Introduction
The paper introduces a model for calculating cost of queries. It also describes an in-memory data structure to cache intermediate results. It compares different query plans using this cost model namely:
- parallel vs pipelined
- late vs early materialization
- joins with materialized, single column and multi-column approach
The paper asserts that early (EM) and late materialization (LM) have different trade-offs. It says that LM can operate on position data, filter only relevant tuples and have high iteration speed. However it often requires re-accessing a tuple multiple times in a query and this cost is high. EM type queries are favourable in queries where selectivity is high since only very few tuples are created initially and flow through the query plan.
Operators
The paper performs all its experiments on the C-store db. It describes 3 fundamental types of operators that can be used to construct any query.

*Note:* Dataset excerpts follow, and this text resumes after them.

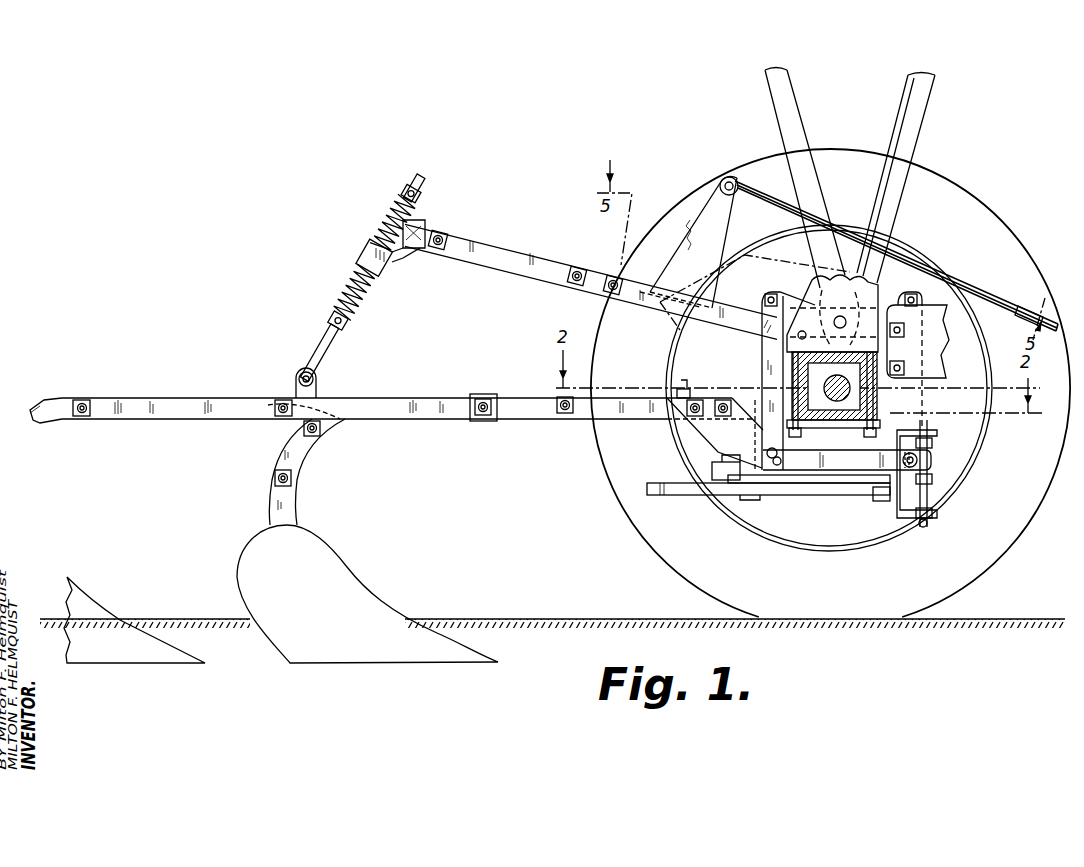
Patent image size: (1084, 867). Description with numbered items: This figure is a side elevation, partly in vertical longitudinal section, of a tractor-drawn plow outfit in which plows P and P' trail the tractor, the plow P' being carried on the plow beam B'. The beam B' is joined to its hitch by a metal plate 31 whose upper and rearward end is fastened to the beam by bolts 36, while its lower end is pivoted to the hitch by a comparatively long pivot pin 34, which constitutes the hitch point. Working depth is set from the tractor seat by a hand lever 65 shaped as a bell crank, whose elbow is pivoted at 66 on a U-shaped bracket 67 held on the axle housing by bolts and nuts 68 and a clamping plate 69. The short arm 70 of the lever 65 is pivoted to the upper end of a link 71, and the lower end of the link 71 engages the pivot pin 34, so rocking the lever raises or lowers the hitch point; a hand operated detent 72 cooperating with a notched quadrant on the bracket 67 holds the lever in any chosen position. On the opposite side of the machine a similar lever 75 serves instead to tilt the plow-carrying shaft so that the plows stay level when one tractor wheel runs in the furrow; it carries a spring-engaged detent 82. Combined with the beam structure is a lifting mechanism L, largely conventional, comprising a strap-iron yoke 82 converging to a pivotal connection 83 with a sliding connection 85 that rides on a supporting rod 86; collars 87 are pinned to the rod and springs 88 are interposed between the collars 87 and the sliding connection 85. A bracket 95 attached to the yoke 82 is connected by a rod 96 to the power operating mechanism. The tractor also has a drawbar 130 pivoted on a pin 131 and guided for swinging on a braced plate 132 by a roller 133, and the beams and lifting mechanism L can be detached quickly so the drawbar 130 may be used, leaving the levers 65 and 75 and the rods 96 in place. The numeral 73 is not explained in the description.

The metal plate 31 is at (713, 427).
The pivot pin 34 is at (777, 464).
The bolts 36 is at (722, 402).
The hand lever 65 is at (922, 135).
The pivot 66 is at (880, 300).
The U-shaped bracket 67 is at (898, 342).
The bolts and nuts 68 is at (870, 405).
The clamping plate 69 is at (847, 460).
The short arm 70 is at (788, 298).
The link 71 is at (764, 352).
The hand operated detent 72 is at (880, 222).
The pivot pin 73 is at (845, 320).
The lever 75 is at (790, 105).
The yoke 82 is at (578, 270).
The pivotal interconnection 83 is at (425, 228).
The sliding connection 85 is at (392, 262).
The supporting rod 86 is at (425, 184).
The collars 87 is at (404, 194).
The springs 88 is at (352, 280).
The bracket 95 is at (706, 240).
The rod 96 is at (1028, 322).
The drawbar 130 is at (692, 495).
The pin 131 is at (885, 492).
The plate 132 is at (765, 483).
The roller 133 is at (718, 456).
The lifting mechanism L is at (526, 247).
The plow beam B' is at (392, 446).
The plow P is at (367, 594).
The plow share P' is at (134, 603).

- Data source (DS) operator which reads a column from disk filtering on or more predicates producing either pos list or (pos, val) list
- AND operator which merges several position list into a final list in which only positions present in all lists are present
- Tuple construction combines multiple narrow tuples into wider tuples. This operator has negligible cost and will not be covered.
Data source operators
There are four DS operators. 1 and 3 are type LM while 2 and 4 are type EM.
- Apply predicate to blocks of column and return pos list
- Apply predicate to blocks of column and return (pos, val) list
- Use a pos list to filter blocks of a column and return values.
- Use a (pos, <val1, val2, .., valn>) list to find positions in blocks of a column and apply a predicate return (pos, <val1, val2, .., valn, valn+1>) list for values which satisfy condition.
NOTE: DS3, DS4 can skip reading entire blocks if it does not contain any positions relevant to the pos/(pos, val) list.
For brevity only the DS4 operator is analysed below. For other queries refer to the paper.
NOTE: Selectivity factor is defined as number of tuples selected/number of tuples visited
. A highly selective predicate has a low selective factor.
Tuple construction operators
There are two tuple construction operators.
-
MERGE operator which k-sets of values of produces a k-ary tuple. It assumes equal number of values in each set (probably truncation upto the smallest number, if not).
-
Scan, Predicate, Contruct (SPC) take a set of columns, reads them of the disk, applies a set of predicates to them and constructs tuples if all predicates pass.
Multi-columns
Multi-columns is data structure to cache intermediate results. It improves the performance of operators by reducing disk IO and by storing results from previous queries.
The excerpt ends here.